Now that GameFAQs and HG both have a convenient edit option, and HG even lets me update reviews realtime without needing reapproval, there's really no excuse not to snipe a typo or a badly worded sentence as soon as I bump into it.
aschultz aschultz - April 18, 2009 (09:21 PM)
Yeah, it's amazing the convenience that's there. I know I worried what I'd do with so many games, some of them the same name on different platforms...I guess it is convenient for CJayC--err SBAllen too. I also like the new feature of saying if a FAQ can port to another system.

Only FAQs were emailed I think. I don't remember -what- I did for games without game-information. I think you were allowed to wing it, and CJayC would check it. I never got rejected. Maybe we could use archive.org to see the old rules on how to submit FAQs/Reviews.

I remember a big to-do about the switch to submitting FAQs online but not reviews. I also remember when the FTP server for FAQs got closed down! Ah, FTP--such old school stuff.
sashanan sashanan - April 18, 2009 (10:17 PM)
We did wing it, yeah. When I got to submitting C64 reviews en masse - summer 2001 if you remember, on the premise that my girlfriend was away and I needed to pass the time - all of the games I submitted for had no entry because the database for C64 games was limited to games that already had a contribution. I think it was late 2001 or early 2002 that GameFAQs finally imported a database of C64 game names and suddenly had thousands.
aschultz aschultz - April 21, 2009 (04:50 PM)
That was cool when all the game names got dropped in. Your work probably had a good deal to do with that. There are still Apple games floating out there that I'm adding game data for.

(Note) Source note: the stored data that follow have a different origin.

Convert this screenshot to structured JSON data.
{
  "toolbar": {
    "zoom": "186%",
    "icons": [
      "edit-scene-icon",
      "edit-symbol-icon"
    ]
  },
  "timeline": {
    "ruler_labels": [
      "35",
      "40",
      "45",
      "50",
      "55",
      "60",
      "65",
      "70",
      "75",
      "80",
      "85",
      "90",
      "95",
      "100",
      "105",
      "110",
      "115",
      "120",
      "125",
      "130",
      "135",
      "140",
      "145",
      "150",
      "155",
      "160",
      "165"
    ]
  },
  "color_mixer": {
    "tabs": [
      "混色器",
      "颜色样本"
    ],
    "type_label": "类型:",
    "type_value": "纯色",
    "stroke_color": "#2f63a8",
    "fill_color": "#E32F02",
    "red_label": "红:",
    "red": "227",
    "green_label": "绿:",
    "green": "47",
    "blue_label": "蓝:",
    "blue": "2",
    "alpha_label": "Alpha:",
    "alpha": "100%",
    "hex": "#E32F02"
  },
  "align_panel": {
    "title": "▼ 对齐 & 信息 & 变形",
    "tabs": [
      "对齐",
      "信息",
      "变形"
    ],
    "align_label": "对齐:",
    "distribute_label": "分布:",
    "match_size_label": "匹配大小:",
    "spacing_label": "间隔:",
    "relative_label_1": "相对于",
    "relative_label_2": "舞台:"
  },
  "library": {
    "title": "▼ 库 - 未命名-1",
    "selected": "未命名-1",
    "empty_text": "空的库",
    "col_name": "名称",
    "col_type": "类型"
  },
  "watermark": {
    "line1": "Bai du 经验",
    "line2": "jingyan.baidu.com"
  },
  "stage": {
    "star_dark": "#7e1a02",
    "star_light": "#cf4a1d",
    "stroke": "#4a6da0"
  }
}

To address the question of how reviews were submitted, check out:

http://web.archive.org/web/19990417152150/www.gamefaqs.com/features/contribute/review_submit.asp

It always was online, though you had to submit an email address.
sashanan sashanan - April 23, 2009 (01:31 AM)
Who knows :) Back then when the list was manageable, it wasn't much work to tally up everyone's reviews and discover that some 30-40% of all C64 reviews on the site were mine. I probably still have a good sized chunk, possibly more than anybody else, but it's harder to say for sure now (or maybe it isn't - I haven't checked out the advanced search settings much yet but maybe it's possible to get a total review tally per system).

On Backloggery, too, I'm second place for both beating and completing the most C64 games, topped only by people who have a LOAD listed and no comments to go with them, leaving me to wonder exactly what standards they use for calling something beaten or completed. Their lists include quite a few games that do not have an ending.